British monarchists have kicked up a fuss in reaction to an unusual recognition that republicans should have the same rights as monarchists.
Pictures of Elizabeth Windsor, the UK’s hereditary head of state, have been removed from the Stormont building in Belfast because of the offence that such a partisan display can cause to republicans who work there. Stormont is where the Northern Ireland parliamentary assembly meets.
The portraits were removed following the payment of compensation to a republican civil servant who objected to having to work in a hostile environment.
However, following news media reports the Northern Ireland Secretary has ordered an internal review of the decision. He said that he was proud to have a picture of his hereditary ruler on display in his office and that there were many pictures of members of her Windsor clan in his official residence.
Unionist politicians also complained about the decision to remove the picture of the one they refer to as “her majesty”. Doug Beatie of the Ulster Unionist party said that the pictures were “a symbol of sovereignty” rather than of a partisan political belief, apparently referring to British rule in the six counties.
The Northern Ireland Equality Commission said that the display of monarchist symbols was not in itself unlawful. It added that for a complainant to have a case there would have to be a work environment that violated a person’s dignity or which was hostile or intimidating.

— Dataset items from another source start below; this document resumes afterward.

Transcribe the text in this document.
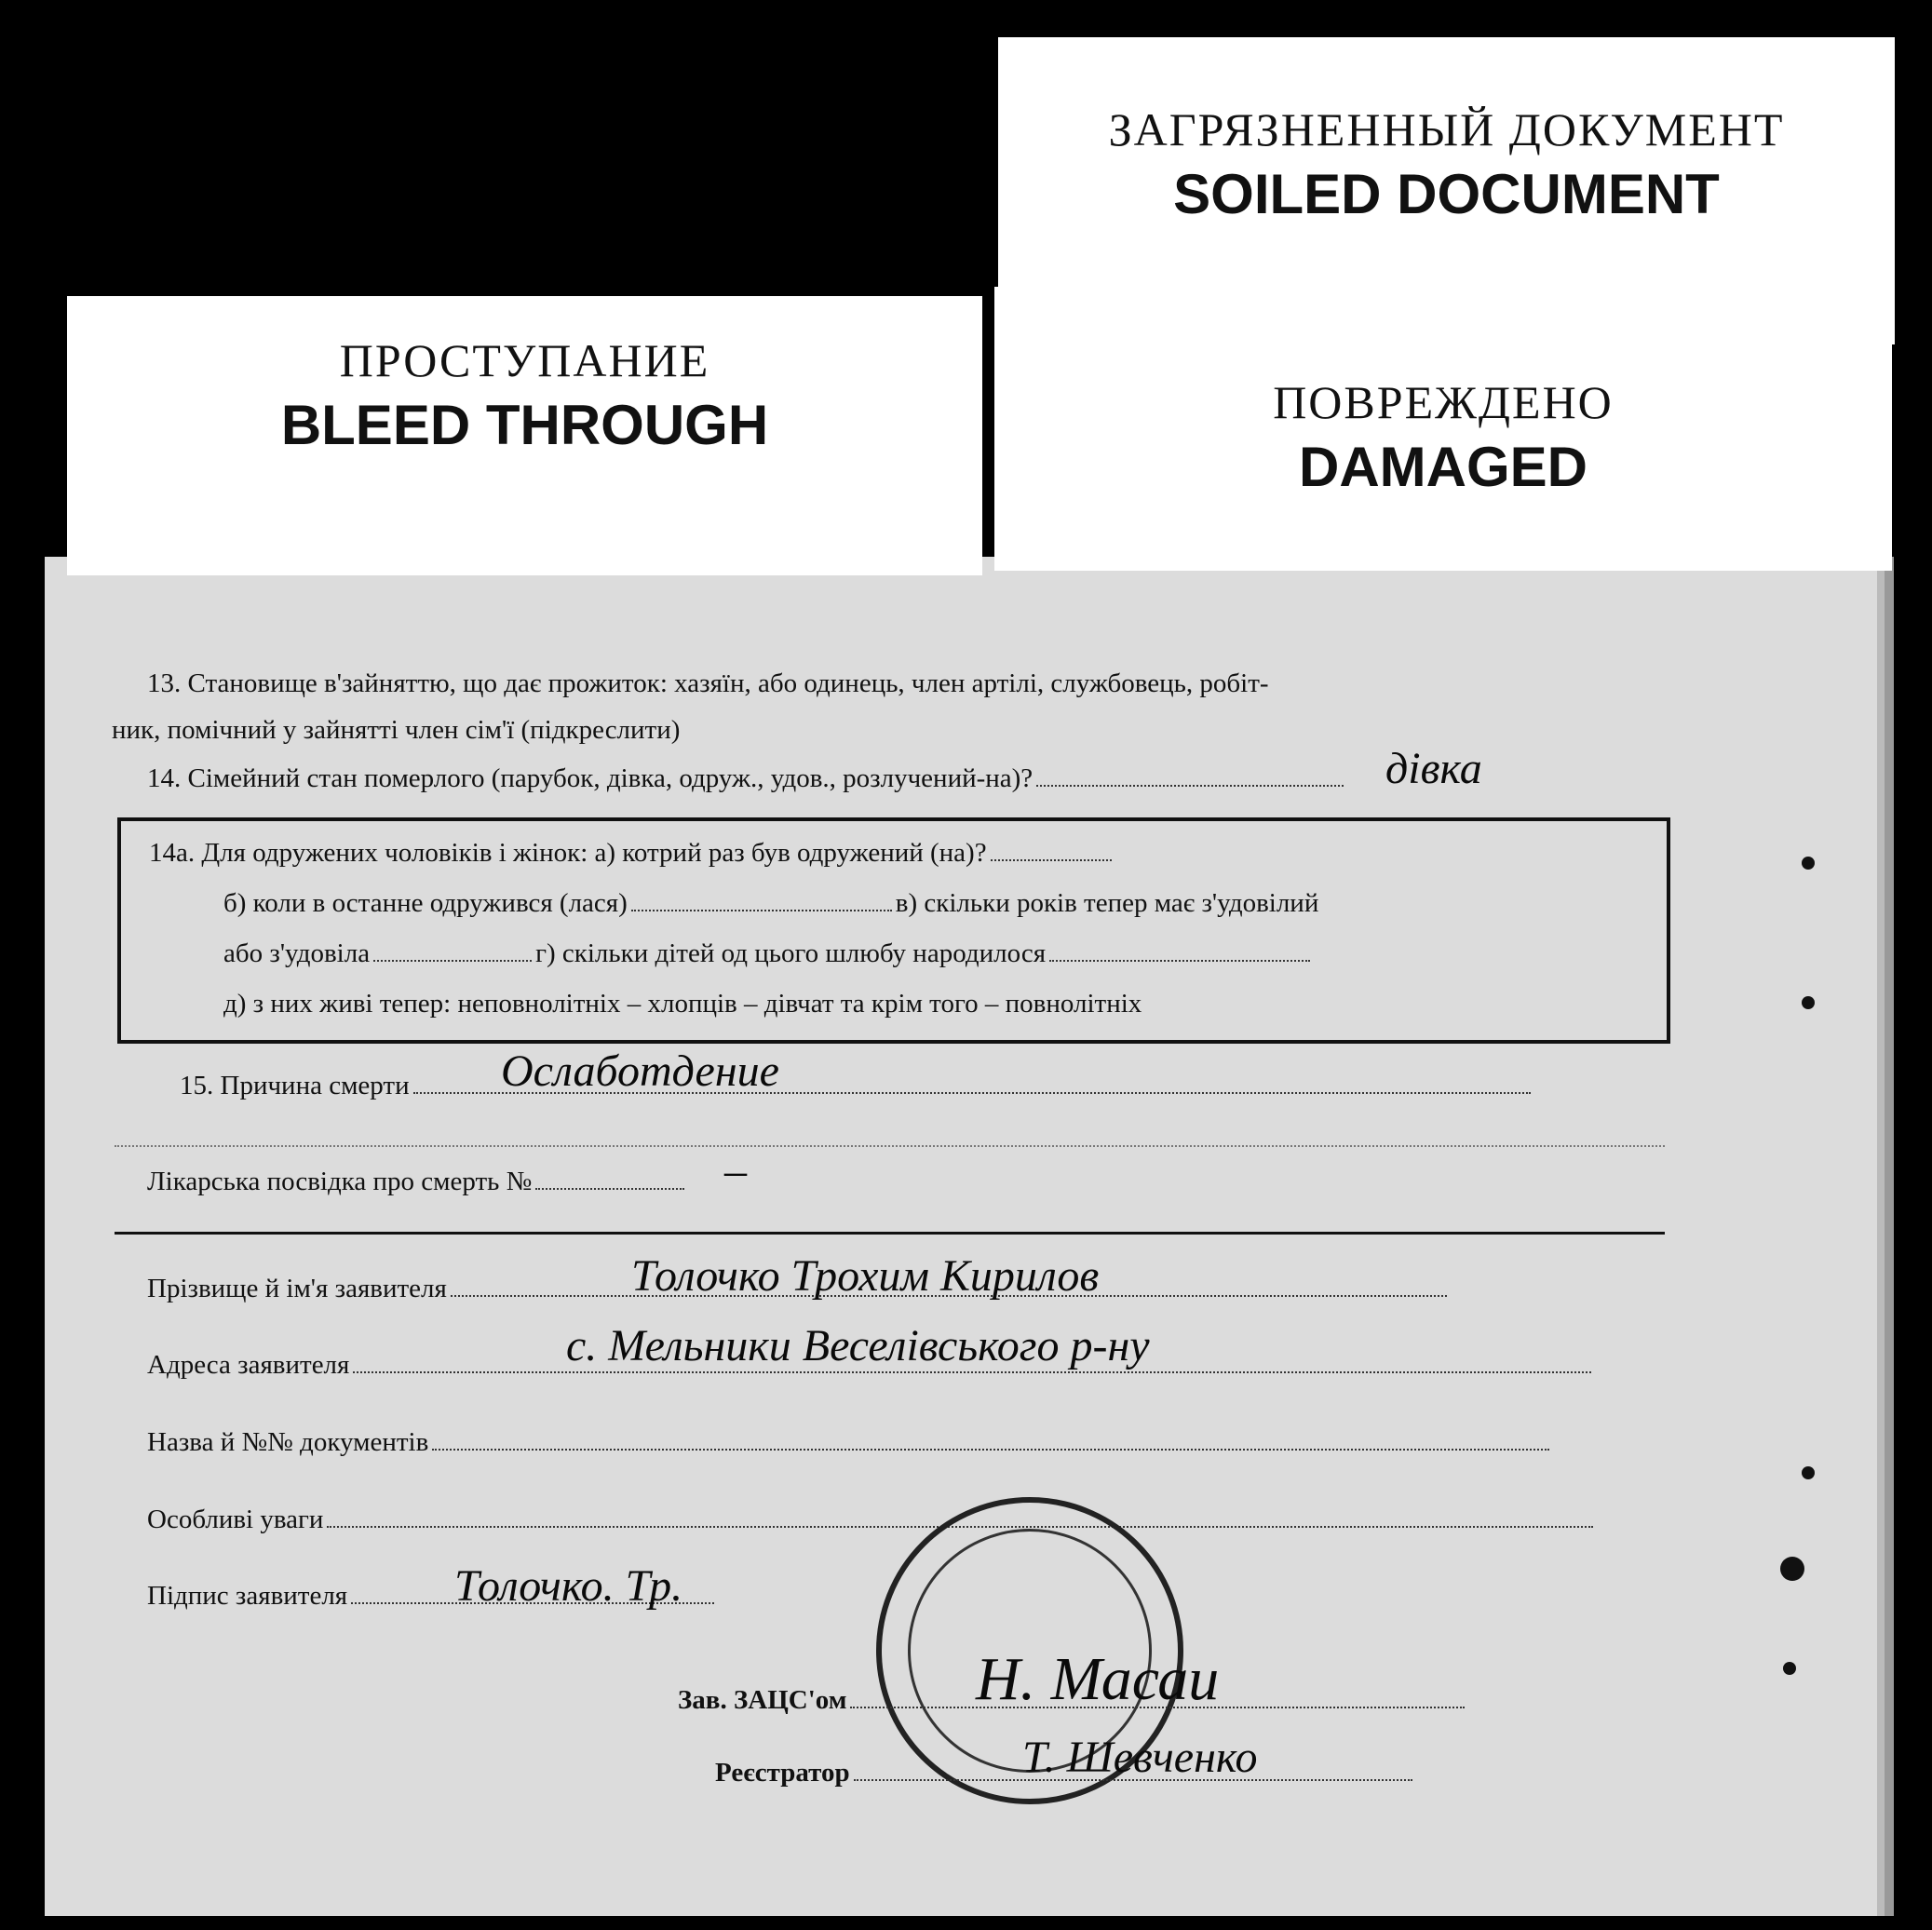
ЗАГРЯЗНЕННЫЙ ДОКУМЕНТ
SOILED DOCUMENT
13. Становище в'зайняттю, що дає прожиток: хазяїн, або одинець, член артілі, службовець, робіт-
ник, помічний у зайнятті член сім'ї (підкреслити)
14. Сімейний стан померлого (парубок, дівка, одруж., удов., розлучений-на)?	дівка
14а. Для одружених чоловіків і жінок: а) котрий раз був одружений (на)?
б) коли в останне одружився (лася)	в) скільки років тепер має з'удовілий
або з'удовіла	г) скільки дітей од цього шлюбу народилося
д) з них живі тепер: неповнолітніх – хлопців – дівчат та крім того – повнолітніх
15. Причина смерти	Ослаботдение
Лікарська посвідка про смерть №	–
Прізвище й ім'я заявителя	Толочко Трохим Кирилов
Адреса заявителя	с. Мельники Веселівського р-ну
Назва й №№ документів
Особливі уваги
Підпис заявителя	Толочко. Тр.
Зав. ЗАЦС'ом	Н. Масаи
Реєстратор	Т. Шевченко
ПРОСТУПАНИЕ
BLEED THROUGH	ПОВРЕЖДЕНО
DAMAGED
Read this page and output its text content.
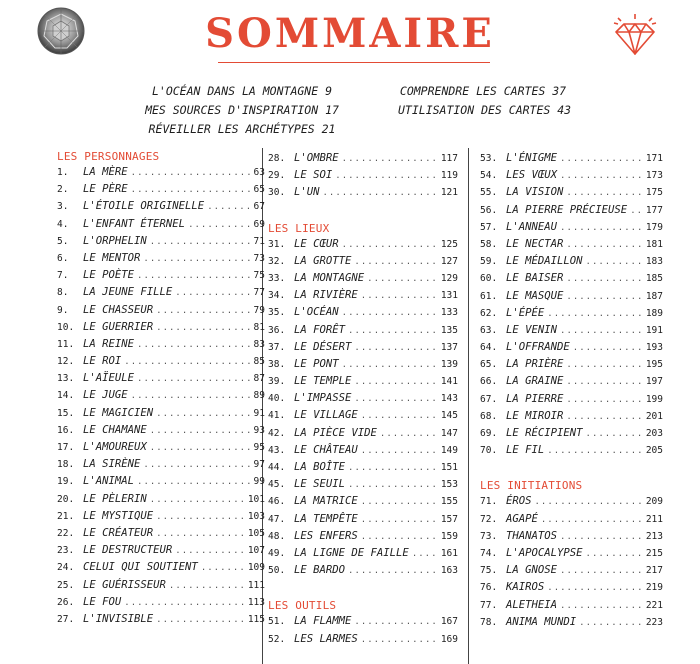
SOMMAIRE
L'OCÉAN DANS LA MONTAGNE 9
MES SOURCES D'INSPIRATION 17
RÉVEILLER LES ARCHÉTYPES 21
COMPRENDRE LES CARTES 37
UTILISATION DES CARTES 43
LES PERSONNAGES
1.	LA MÈRE .....	63
2.	LE PÈRE .....	65
3.	L'ÉTOILE ORIGINELLE .....	67
4.	L'ENFANT ÉTERNEL .....	69
5.	L'ORPHELIN .....	71
6.	LE MENTOR .....	73
7.	LE POÈTE .....	75
8.	LA JEUNE FILLE .....	77
9.	LE CHASSEUR .....	79
10. LE GUERRIER .....	81
11. LA REINE .....	83
12. LE ROI .....	85
13. L'AÏEULE .....	87
14. LE JUGE .....	89
15. LE MAGICIEN .....	91
16. LE CHAMANE .....	93
17. L'AMOUREUX .....	95
18. LA SIRÈNE .....	97
19. L'ANIMAL .....	99
20. LE PÈLERIN .....	101
21. LE MYSTIQUE .....	103
22. LE CRÉATEUR .....	105
23. LE DESTRUCTEUR .....	107
24. CELUI QUI SOUTIENT .....	109
25. LE GUÉRISSEUR .....	111
26. LE FOU .....	113
27. L'INVISIBLE .....	115
28. L'OMBRE .....	117
29. LE SOI .....	119
30. L'UN .....	121
LES LIEUX
31. LE CŒUR .....	125
32. LA GROTTE .....	127
33. LA MONTAGNE .....	129
34. LA RIVIÈRE .....	131
35. L'OCÉAN .....	133
36. LA FORÊT .....	135
37. LE DÉSERT .....	137
38. LE PONT .....	139
39. LE TEMPLE .....	141
40. L'IMPASSE .....	143
41. LE VILLAGE .....	145
42. LA PIÈCE VIDE .....	147
43. LE CHÂTEAU .....	149
44. LA BOÎTE .....	151
45. LE SEUIL .....	153
46. LA MATRICE .....	155
47. LA TEMPÊTE .....	157
48. LES ENFERS .....	159
49. LA LIGNE DE FAILLE .....	161
50. LE BARDO .....	163
LES OUTILS
51. LA FLAMME .....	167
52. LES LARMES .....	169
53. L'ÉNIGME .....	171
54. LES VŒUX .....	173
55. LA VISION .....	175
56. LA PIERRE PRÉCIEUSE ..... 177
57. L'ANNEAU .....	179
58. LE NECTAR .....	181
59. LE MÉDAILLON .....	183
60. LE BAISER .....	185
61. LE MASQUE .....	187
62. L'ÉPÉE .....	189
63. LE VENIN .....	191
64. L'OFFRANDE .....	193
65. LA PRIÈRE .....	195
66. LA GRAINE .....	197
67. LA PIERRE .....	199
68. LE MIROIR .....	201
69. LE RÉCIPIENT .....	203
70. LE FIL .....	205
LES INITIATIONS
71. ÉROS .....	209
72. AGAPÉ .....	211
73. THANATOS .....	213
74. L'APOCALYPSE .....	215
75. LA GNOSE .....	217
76. KAIROS .....	219
77. ALETHEIA .....	221
78. ANIMA MUNDI .....	223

In the rest of the UK it is normal for monarchist ascendancy to flaunt its dominance and for the rights of republicans to be ignored. Republicans are barred from sitting in parliament or serving in the police, military and judiciary unless they swear a false oath of loyalty to the Windsor clan. Criminal courts are said to be “crown” or royal courts and portraits of the feudal head of state are displayed in courtrooms. Public institutions and structures are often named after members of the anti-democratic Windsor clan while the contributions of republicans British democracy are largely ignored.